Was die Kamera hier abliefert ist absolut großartig. Die Bilder sind einfach herrlich und der rot gefärbte Himmel der im Hintergrund die untergehende Sonne anpreist, fungiert als Banner für die Reisenden des Todes. Denn wie ein Zitat des Films mitteilt, liegt eigentlich das Nichts auf dem Weg des Mörders.

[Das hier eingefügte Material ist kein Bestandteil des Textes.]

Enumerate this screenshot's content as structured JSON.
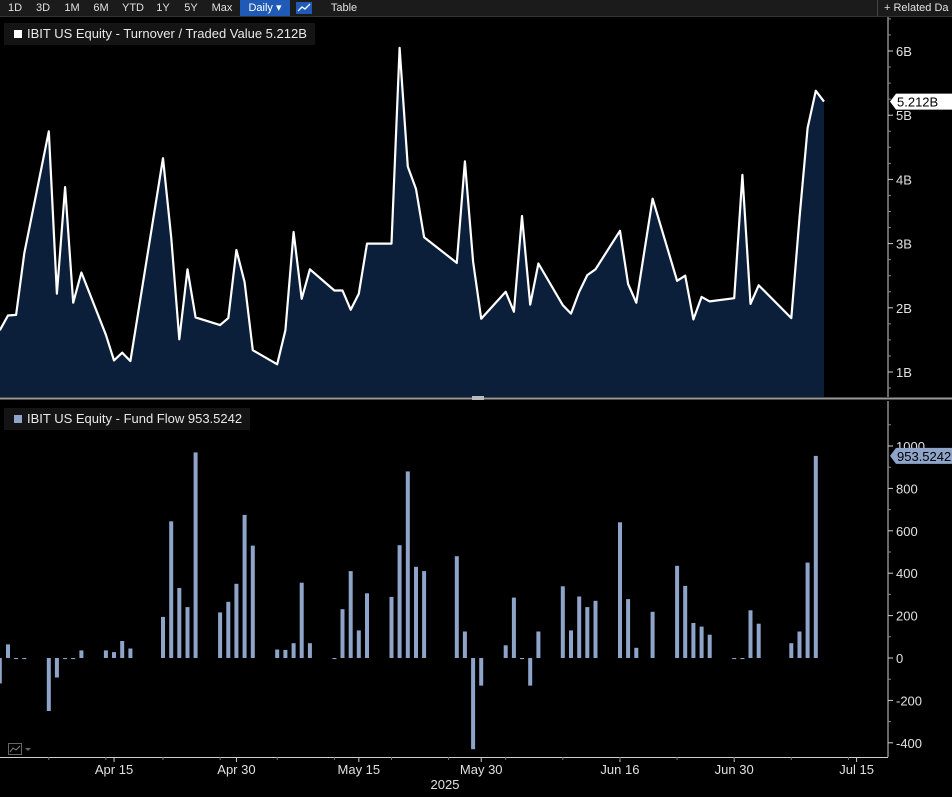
{
  "toolbar": {
    "ranges": [
      "1D",
      "3D",
      "1M",
      "6M",
      "YTD",
      "1Y",
      "5Y",
      "Max"
    ],
    "frequency": "Daily ▾",
    "chart_icon": "line-chart-icon",
    "table_label": "Table",
    "related": "+ Related Da"
  },
  "colors": {
    "area_fill": "#0b1e3a",
    "line": "#ffffff",
    "bars": "#8ea4c8",
    "axis_text": "#e0e0e0",
    "background": "#000000"
  },
  "chart_data": [
    {
      "type": "area",
      "legend": "IBIT US Equity - Turnover / Traded Value 5.212B",
      "last_value_label": "5.212B",
      "last_value": 5.212,
      "ylim": [
        0.6,
        6.6
      ],
      "yticks": [
        1,
        2,
        3,
        4,
        5,
        6
      ],
      "ytick_labels": [
        "1B",
        "2B",
        "3B",
        "4B",
        "5B",
        "6B"
      ],
      "x": [
        "2025-04-01",
        "2025-04-02",
        "2025-04-03",
        "2025-04-04",
        "2025-04-07",
        "2025-04-08",
        "2025-04-09",
        "2025-04-10",
        "2025-04-11",
        "2025-04-14",
        "2025-04-15",
        "2025-04-16",
        "2025-04-17",
        "2025-04-21",
        "2025-04-22",
        "2025-04-23",
        "2025-04-24",
        "2025-04-25",
        "2025-04-28",
        "2025-04-29",
        "2025-04-30",
        "2025-05-01",
        "2025-05-02",
        "2025-05-05",
        "2025-05-06",
        "2025-05-07",
        "2025-05-08",
        "2025-05-09",
        "2025-05-12",
        "2025-05-13",
        "2025-05-14",
        "2025-05-15",
        "2025-05-16",
        "2025-05-19",
        "2025-05-20",
        "2025-05-21",
        "2025-05-22",
        "2025-05-23",
        "2025-05-27",
        "2025-05-28",
        "2025-05-29",
        "2025-05-30",
        "2025-06-02",
        "2025-06-03",
        "2025-06-04",
        "2025-06-05",
        "2025-06-06",
        "2025-06-09",
        "2025-06-10",
        "2025-06-11",
        "2025-06-12",
        "2025-06-13",
        "2025-06-16",
        "2025-06-17",
        "2025-06-18",
        "2025-06-20",
        "2025-06-23",
        "2025-06-24",
        "2025-06-25",
        "2025-06-26",
        "2025-06-27",
        "2025-06-30",
        "2025-07-01",
        "2025-07-02",
        "2025-07-03",
        "2025-07-07",
        "2025-07-08",
        "2025-07-09",
        "2025-07-10",
        "2025-07-11"
      ],
      "values": [
        1.65,
        1.88,
        1.89,
        2.85,
        4.75,
        2.22,
        3.88,
        2.08,
        2.55,
        1.58,
        1.18,
        1.3,
        1.17,
        4.33,
        3.1,
        1.51,
        2.6,
        1.85,
        1.73,
        1.84,
        2.9,
        2.4,
        1.34,
        1.12,
        1.65,
        3.18,
        2.14,
        2.6,
        2.27,
        2.27,
        1.97,
        2.22,
        3.0,
        3.0,
        6.05,
        4.2,
        3.85,
        3.1,
        2.7,
        4.28,
        2.72,
        1.83,
        2.25,
        1.94,
        3.43,
        2.05,
        2.69,
        2.04,
        1.91,
        2.25,
        2.51,
        2.6,
        3.2,
        2.37,
        2.08,
        3.7,
        2.42,
        2.5,
        1.82,
        2.17,
        2.1,
        2.15,
        4.07,
        2.06,
        2.35,
        1.84,
        3.4,
        4.8,
        5.38,
        5.212
      ]
    },
    {
      "type": "bar",
      "legend": "IBIT US Equity - Fund Flow 953.5242",
      "last_value_label": "953.5242",
      "last_value": 953.5242,
      "ylim": [
        -450,
        1100
      ],
      "yticks": [
        -400,
        -200,
        0,
        200,
        400,
        600,
        800,
        1000
      ],
      "ytick_labels": [
        "-400",
        "-200",
        "0",
        "200",
        "400",
        "600",
        "800",
        "1000"
      ],
      "values": [
        -120,
        64,
        -5,
        -5,
        -250,
        -92,
        -5,
        -5,
        36,
        36,
        28,
        80,
        45,
        194,
        645,
        330,
        240,
        970,
        215,
        265,
        350,
        675,
        530,
        40,
        38,
        70,
        355,
        70,
        -5,
        230,
        410,
        130,
        305,
        288,
        532,
        880,
        430,
        410,
        480,
        125,
        -430,
        -130,
        60,
        285,
        -5,
        -130,
        125,
        338,
        130,
        290,
        240,
        270,
        640,
        278,
        48,
        218,
        435,
        340,
        165,
        148,
        110,
        -5,
        -5,
        225,
        162,
        70,
        125,
        450,
        953.5242
      ]
    }
  ],
  "x_axis": {
    "labels": [
      "Apr 15",
      "Apr 30",
      "May 15",
      "May 30",
      "Jun 16",
      "Jun 30",
      "Jul 15"
    ],
    "year_label": "2025"
  }
}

„Der weiße Pfad der Hölle“ lässt die Zeit im Flug vergehen. Nicht allein die harten und sehr guten Kämpfe, auch das intelligente Vorgehen der Story ist ein Garant für allerbeste Unterhaltung.

Themen wie Aufrichtigkeit, Ehrlichkeit und der dazu benötigte Mut werden dem Zuschauer nahe gebracht und lassen Daigoro die Vorboten der Hölle als belanglos empfinden. Der Krieger steht zu seinem Wort und er passt sich dem Schicksal an, welches ihn auf dem Weg zur Hölle begleitet.

Im Bereich Action serviert Itto Ogami eine finale Schlachtplatte, verfeinert mit dem roten Wasser des Lebens, das gleichbedeutend mit dem des Todes ist. Auch die sieben Maskenkrieger, die dem Tod von Minute zu Minute weiterverbreiten finden ihren Meister in dem der den Weg des Todes beschreitet und diesen mit Blut asphaltiert.

Fazit: Sollte Daigoro das Lied der Wildgänse zitieren, so sind Vater und Sohn als unaufhaltsame Poeten des Todes, begleitet von Pauken- und Standtomschlägen, auf dem Weg zum bluten Schnee und der Zuschauer kann sich bereits auf ein Wiedersehen in der weißen Hölle freuen.